以前ご紹介した「承認」と似た視点になるので、そちらもご覧いただくと理解が深まると思います。
“評価しない”ことで生まれる信頼。すぐに使える「承認」
百聞は一見に如かずということで、私がクライアント先で実践している「傾聴ワーク」を紹介します。

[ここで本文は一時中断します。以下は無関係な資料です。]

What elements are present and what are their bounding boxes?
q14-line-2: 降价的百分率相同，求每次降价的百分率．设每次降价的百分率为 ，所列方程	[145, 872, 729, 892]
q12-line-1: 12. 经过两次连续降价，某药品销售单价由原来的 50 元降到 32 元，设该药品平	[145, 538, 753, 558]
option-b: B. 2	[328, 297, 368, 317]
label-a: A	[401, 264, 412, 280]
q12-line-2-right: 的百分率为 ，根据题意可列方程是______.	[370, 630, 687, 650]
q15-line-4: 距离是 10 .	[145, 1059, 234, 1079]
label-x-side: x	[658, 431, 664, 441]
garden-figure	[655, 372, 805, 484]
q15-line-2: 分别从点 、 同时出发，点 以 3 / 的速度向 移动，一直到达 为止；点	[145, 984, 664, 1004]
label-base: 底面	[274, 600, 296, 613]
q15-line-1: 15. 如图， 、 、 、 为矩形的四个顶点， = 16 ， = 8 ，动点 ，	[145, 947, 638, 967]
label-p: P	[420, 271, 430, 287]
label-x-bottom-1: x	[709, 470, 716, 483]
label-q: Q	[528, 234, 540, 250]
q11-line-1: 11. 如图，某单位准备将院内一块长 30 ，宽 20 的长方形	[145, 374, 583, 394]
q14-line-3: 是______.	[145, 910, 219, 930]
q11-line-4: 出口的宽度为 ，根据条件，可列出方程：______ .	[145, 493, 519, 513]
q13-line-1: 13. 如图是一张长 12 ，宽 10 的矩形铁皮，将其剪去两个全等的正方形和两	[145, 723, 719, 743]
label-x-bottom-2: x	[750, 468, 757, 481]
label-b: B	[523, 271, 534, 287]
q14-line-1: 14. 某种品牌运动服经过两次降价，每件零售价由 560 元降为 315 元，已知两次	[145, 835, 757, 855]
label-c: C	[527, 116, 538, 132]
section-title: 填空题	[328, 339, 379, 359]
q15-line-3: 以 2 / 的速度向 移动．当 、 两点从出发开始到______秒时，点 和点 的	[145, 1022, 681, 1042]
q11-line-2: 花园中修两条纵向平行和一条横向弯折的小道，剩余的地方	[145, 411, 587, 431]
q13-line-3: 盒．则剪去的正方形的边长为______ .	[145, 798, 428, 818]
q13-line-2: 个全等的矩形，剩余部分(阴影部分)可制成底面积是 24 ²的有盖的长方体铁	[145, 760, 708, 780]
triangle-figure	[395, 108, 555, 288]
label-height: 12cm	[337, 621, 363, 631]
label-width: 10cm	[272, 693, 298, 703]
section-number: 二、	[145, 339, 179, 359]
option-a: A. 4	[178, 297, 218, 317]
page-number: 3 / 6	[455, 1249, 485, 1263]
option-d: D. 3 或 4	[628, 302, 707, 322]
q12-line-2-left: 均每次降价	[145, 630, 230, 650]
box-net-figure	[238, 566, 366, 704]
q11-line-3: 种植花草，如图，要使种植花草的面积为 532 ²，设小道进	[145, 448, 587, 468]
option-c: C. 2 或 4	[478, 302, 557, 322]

特別なスキルも道具もいらないワークなので、ぜひ同僚・友人・夫婦でお試しください。
【傾聴ワーク】満足感の高いコミュニケーションを体感しよう
【傾聴ワーク】
必要人数:2名(聞き手/話し手)
・聞き手は30分間話し手の話を聞く。
・聞き手は相槌を打ち、話し手に威圧感を与えない表情を心掛ける。
・聞き手は話し手の話を遮らず、アドバイスや自分の体験談も挟まない。
・30分後、話し手の感想を共有する。
このワークの後、ほとんどの話し手は「話を真剣に聞いてもらえた気がします」「すごく充実した時間でした」と満足感を語ってくれました。
でも、実際は聞き手は話を聴いていただけなのです。
つまり大切なのはその人の言葉を丸ごと受け止める姿勢。
満足感の高い対話において、有益なアドバイスは必ずしも必要ないということです。
もちろん「〇〇さんならどうしますか?」と求められたときは話してあげてください。
ですが、明確に意見を求められたときだけでいいと思います。
②気づきを促すことができる
モヤモヤを話すことで、悩みの本質が見えてきたという経験はありませんか?
「自分の目標が、実は違うところにあったと気が付きました」
これはコーチングセッションのあと、あるクライアントが発した言葉です。
このように他者との質の高い対話には、自己理解を深める効果があります。
ところが体験談を挟まれたり、途中で話を横取りされたりすると、自己理解もリセットされてしまうんです。
これがスッキリしない対話のメカニズムです。
自分が話し手でいられる「傾聴」では、自己理解が捗ります。
こうして得た新たな視点こそ、自分のありのままの価値観や願いを知るヒントになるのではないでしょうか。
③自発的な挑戦が増える
「否定されない」「聞いてもらえる」という精神的支柱があると、人は臆さず発言し挑戦できるようになります。
例えば、これまでは挑戦できなかったポジションの仕事への立候補などが挙げられます。
また、自発的な行動だけでなく、アイデアも出やすくなるという効果も期待できます。
きっと、誰でも「どうせダメだろう」としまい込んでいた意見やアイデアがひとつやふたつあるはずです。みんながそれを解放すれば、多方面でイノベーションが起きるはずです。
「傾聴」できてる?自分を見つめる“聴く”ワーク
一朝一夕では身につかない「傾聴」ですが、その難しさを知るのはとてもいいことだと思います。
自分の「傾聴力」を測るために、以下のワークを通して「傾聴」の最中にどのくらい相手から軸が外れてしまったかチェックしてみませんか?
やってみると「お昼ご飯何食べようかな」「週末どこに行こうかな」と集中力が途切れる瞬間が意外と多くて、びっくりすると思います(笑)。
【実践】あなたの傾聴力をチェック
【傾聴力を図るワーク】
必要人数:2名(聞き手/話し手)
用意するもの:紙とペン(スマートフォンでも可)
・聞き手は30分間話し手の話を聞く。
・その間、自分が意見したくなったり、他のことを考えてしまったりした瞬間をチェックする。
・上記の回数を集計する。
ちなみに、このワークは「何回以上ならダメ」というものではありません。ただ“意識する”習慣をつけることが大切なんです。
事実、繰り返すうちに雑念が入る回数が減っていくので、自分の成長が感じられると思います。
また、「この環境だと集中できる」と“傾聴の再現性”を高めることにもつながるでしょう。
まとめ
「傾聴」は職場、家庭、友人関係など、あらゆる場面で信頼の基盤になるものですが、再三言ってきたようにとても難しい作業です。
ですが、小手先のテクニックで固めるより、まずは「不知の自覚」が大切です。
耳の痛いことを申し上げましたが、この記事をここまで読んでくれた方は、「傾聴」の土台ができたはずです。(おめでとうございます!)
まずは「相手に心を寄せる」という状態に身を置いてみるのがすべての始まりです。明日とはいわず、今この瞬間から「相手に軸を置く」ことを心掛けてみてくださいね。
最後までお読みいただきありがとうございました。